Olhando para trás, recorda o momento em que decidiu doar o rim ao filho e o que lhe passou pela cabeça enquanto pai: “É algo imediato, não houve tempo para uma indecisão. Foi instintivo, ofereci-me sem qualquer problema ou sentimento de obrigatoriedade. Acho que qualquer pai faria isto. Nós queremos sempre o melhor para os nossos filhos, é essa a função dos pais.”
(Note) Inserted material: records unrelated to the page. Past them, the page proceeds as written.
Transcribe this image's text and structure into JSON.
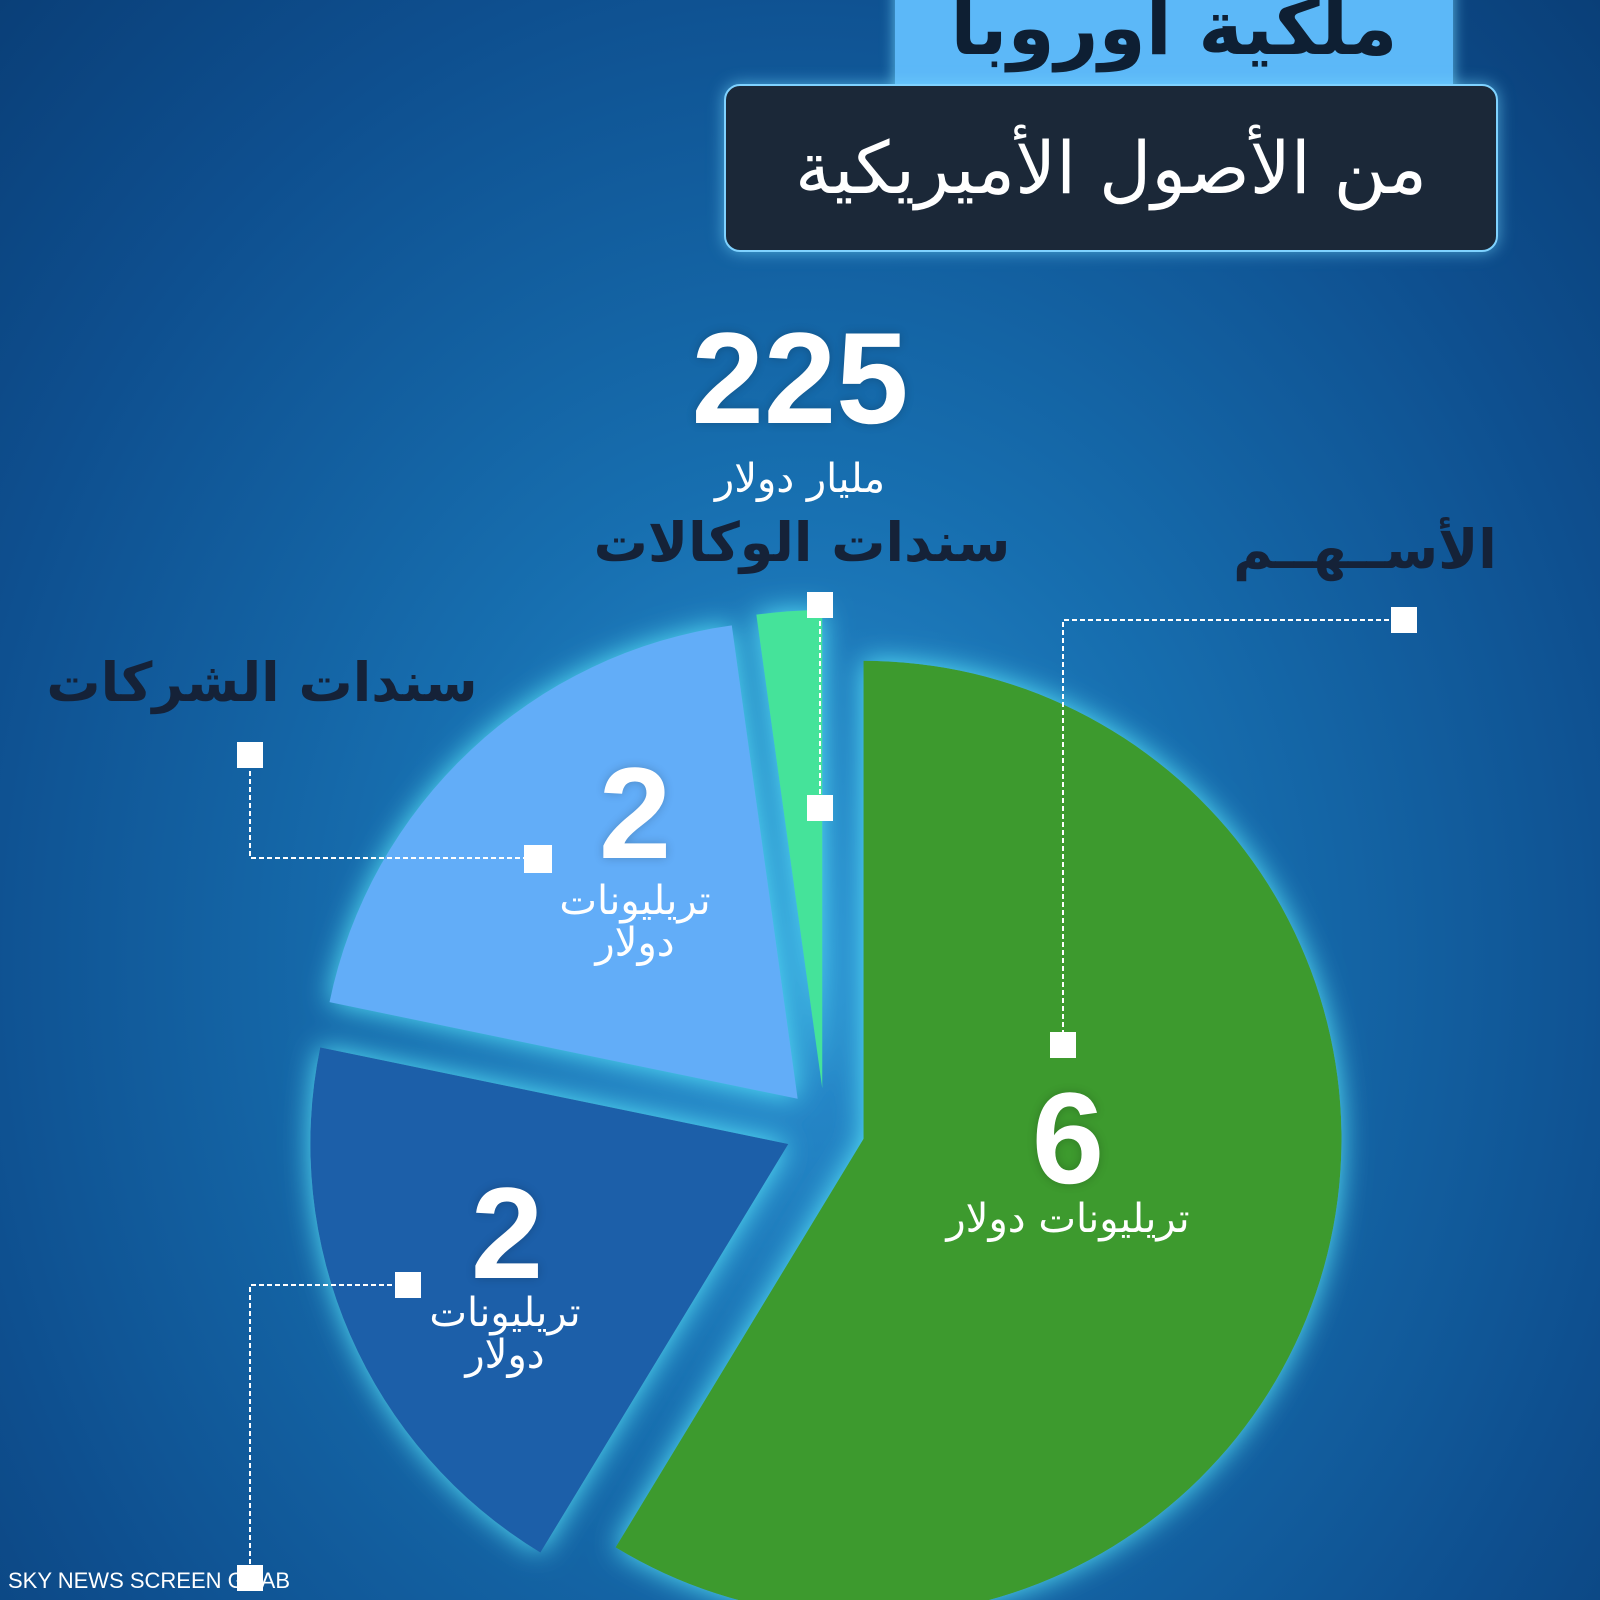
{
  "chart_data": {
    "type": "pie",
    "title": "ملكية أوروبا",
    "subtitle": "من الأصول الأميريكية",
    "categories": [
      "الأســهــم",
      null,
      "سندات الشركات",
      "سندات الوكالات"
    ],
    "values": [
      6000,
      2000,
      2000,
      225
    ],
    "value_labels": [
      "6",
      "2",
      "2",
      "225"
    ],
    "unit_labels": [
      "تريليونات دولار",
      "تريليونات دولار",
      "تريليونات دولار",
      "مليار دولار"
    ],
    "colors": [
      "#3c9a2d",
      "#1f5fa9",
      "#62adf8",
      "#44e39a"
    ],
    "source": "SKY NEWS SCREEN GRAB"
  }
}
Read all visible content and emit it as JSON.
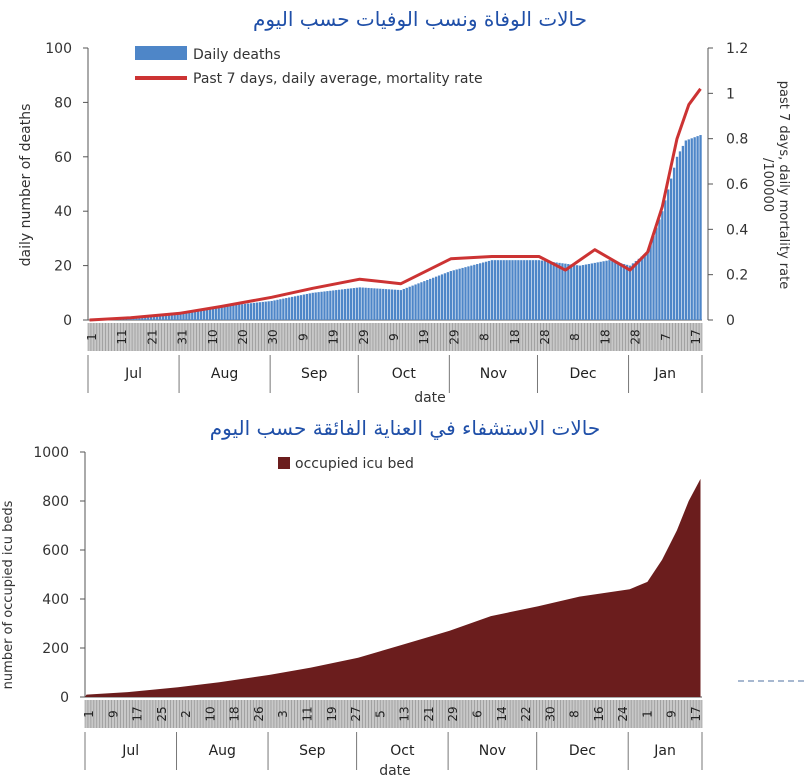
{
  "colors": {
    "deaths_bar": "#4e86c8",
    "mortality_line": "#cc3333",
    "icu_area": "#6b1d1d",
    "axis": "#555555",
    "tick_band": "#c8c8c8"
  },
  "chart_data": [
    {
      "type": "bar",
      "title": "حالات الوفاة ونسب الوفيات حسب اليوم",
      "xlabel": "date",
      "ylabel": "daily number of deaths",
      "y2label": "past 7 days, daily mortality rate /100000",
      "ylim": [
        0,
        100
      ],
      "y2lim": [
        0,
        1.2
      ],
      "yticks": [
        "0",
        "20",
        "40",
        "60",
        "80",
        "100"
      ],
      "y2ticks": [
        "0",
        "0.2",
        "0.4",
        "0.6",
        "0.8",
        "1",
        "1.2"
      ],
      "day_ticks": [
        "1",
        "11",
        "21",
        "31",
        "10",
        "20",
        "30",
        "9",
        "19",
        "29",
        "9",
        "19",
        "29",
        "8",
        "18",
        "28",
        "8",
        "18",
        "28",
        "7",
        "17"
      ],
      "months": [
        "Jul",
        "Aug",
        "Sep",
        "Oct",
        "Nov",
        "Dec",
        "Jan"
      ],
      "month_days": [
        31,
        31,
        30,
        31,
        30,
        31,
        25
      ],
      "legend": {
        "position": "top-left",
        "bar": "Daily deaths",
        "line": "Past 7 days, daily average, mortality rate"
      },
      "series": [
        {
          "name": "Daily deaths",
          "type": "bar",
          "axis": "left",
          "x": [
            "2020-07-01",
            "2020-07-15",
            "2020-08-01",
            "2020-08-15",
            "2020-09-01",
            "2020-09-15",
            "2020-10-01",
            "2020-10-15",
            "2020-11-01",
            "2020-11-15",
            "2020-12-01",
            "2020-12-15",
            "2020-12-25",
            "2021-01-01",
            "2021-01-07",
            "2021-01-12",
            "2021-01-17",
            "2021-01-20",
            "2021-01-25"
          ],
          "y": [
            0,
            1,
            3,
            5,
            7,
            10,
            12,
            11,
            18,
            22,
            22,
            20,
            22,
            20,
            25,
            40,
            60,
            66,
            68
          ]
        },
        {
          "name": "Past 7 days, daily average, mortality rate",
          "type": "line",
          "axis": "right",
          "x": [
            "2020-07-01",
            "2020-07-15",
            "2020-08-01",
            "2020-08-15",
            "2020-09-01",
            "2020-09-15",
            "2020-10-01",
            "2020-10-15",
            "2020-11-01",
            "2020-11-15",
            "2020-12-01",
            "2020-12-10",
            "2020-12-20",
            "2021-01-01",
            "2021-01-07",
            "2021-01-12",
            "2021-01-17",
            "2021-01-21",
            "2021-01-25"
          ],
          "y": [
            0,
            0.01,
            0.03,
            0.06,
            0.1,
            0.14,
            0.18,
            0.16,
            0.27,
            0.28,
            0.28,
            0.22,
            0.31,
            0.22,
            0.3,
            0.5,
            0.8,
            0.95,
            1.02
          ]
        }
      ]
    },
    {
      "type": "area",
      "title": "حالات الاستشفاء في العناية الفائقة حسب اليوم",
      "xlabel": "date",
      "ylabel": "number of occupied icu beds",
      "ylim": [
        0,
        1000
      ],
      "yticks": [
        "0",
        "200",
        "400",
        "600",
        "800",
        "1000"
      ],
      "day_ticks": [
        "1",
        "9",
        "17",
        "25",
        "2",
        "10",
        "18",
        "26",
        "3",
        "11",
        "19",
        "27",
        "5",
        "13",
        "21",
        "29",
        "6",
        "14",
        "22",
        "30",
        "8",
        "16",
        "24",
        "1",
        "9",
        "17"
      ],
      "months": [
        "Jul",
        "Aug",
        "Sep",
        "Oct",
        "Nov",
        "Dec",
        "Jan"
      ],
      "month_days": [
        31,
        31,
        30,
        31,
        30,
        31,
        25
      ],
      "legend": {
        "position": "top-center",
        "series": "occupied icu bed"
      },
      "series": [
        {
          "name": "occupied icu bed",
          "x": [
            "2020-07-01",
            "2020-07-15",
            "2020-08-01",
            "2020-08-15",
            "2020-09-01",
            "2020-09-15",
            "2020-10-01",
            "2020-10-15",
            "2020-11-01",
            "2020-11-15",
            "2020-12-01",
            "2020-12-15",
            "2021-01-01",
            "2021-01-07",
            "2021-01-12",
            "2021-01-17",
            "2021-01-21",
            "2021-01-25"
          ],
          "y": [
            10,
            20,
            40,
            60,
            90,
            120,
            160,
            210,
            270,
            330,
            370,
            410,
            440,
            470,
            560,
            680,
            800,
            890
          ]
        }
      ]
    }
  ]
}
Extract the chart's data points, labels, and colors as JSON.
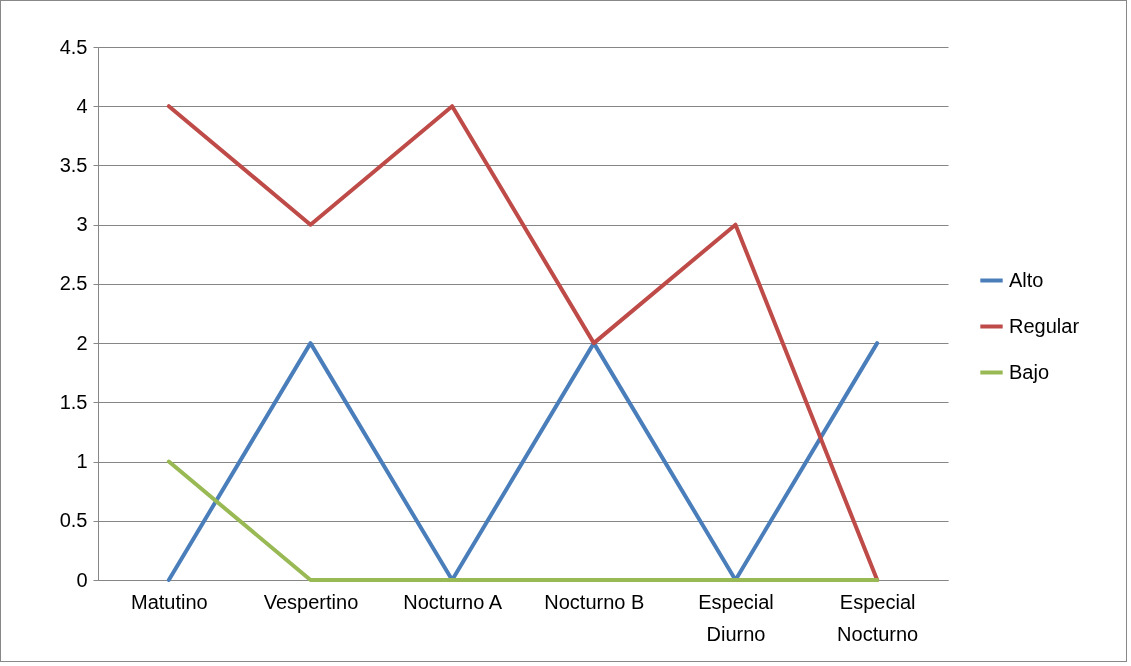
{
  "chart_data": {
    "type": "line",
    "categories": [
      "Matutino",
      "Vespertino",
      "Nocturno A",
      "Nocturno B",
      "Especial Diurno",
      "Especial Nocturno"
    ],
    "series": [
      {
        "name": "Alto",
        "color": "#4a7ebb",
        "values": [
          0,
          2,
          0,
          2,
          0,
          2
        ]
      },
      {
        "name": "Regular",
        "color": "#be4b48",
        "values": [
          4,
          3,
          4,
          2,
          3,
          0
        ]
      },
      {
        "name": "Bajo",
        "color": "#98b954",
        "values": [
          1,
          0,
          0,
          0,
          0,
          0
        ]
      }
    ],
    "ylim": [
      0,
      4.5
    ],
    "yticks": [
      0,
      0.5,
      1,
      1.5,
      2,
      2.5,
      3,
      3.5,
      4,
      4.5
    ],
    "grid": "y",
    "legend": "right",
    "marker": "none",
    "line_style": "solid"
  }
}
Depois de uma intervenção tão delicada, pai e filho passaram a ter cuidados redobrados no dia a dia. Rodrigo toma medicação de manhã e à noite sempre a horas certas. Miguel, que agora só tem um rim, tem de ter alguns cuidados alimentares e, enquanto dador, passou a ser acompanhado regularmente por um médico.

O jogador do CDUP confessa que os dois fazem uma vida “perfeitamente normal” e conta, a título de curiosidade, que quem é fumador não pode ser dador de rim, uma informação que o surpreendeu, ainda que nunca tenha fumado.

Otimista por natureza, Miguel Freitas nem sequer equacionou que as coisas corressem mal. O jogador de 45 anos encara as adversidades de frente e destaca a postura do filho e da equipa hospitalar.

“O Rodrigo, assim como eu, teve uma atitude positiva e acho que isso faz toda a diferença, para além de que fomos muito bem tratados por toda a equipa do Hospital de Santo António/ Centro Materno Infantil do Norte, foram fantásticos”, elogia.

Questionado sobre a influência deste acontecimento na relação com o filho, o atleta admite que haja uma proximidade maior devido ao elemento comum que os une, porém, assegura que “a relação já era forte, assim continua e continuará”.

Miguel Freitas conclui dizendo que “se com esta entrevista conseguir sensibilizar alguém, um pai, mãe, amigo, amigo do amigo, levando-a a afirmar ‘eu também posso ser dador de alguém próximo ou um perfeito desconhecido’, então será perfeito”.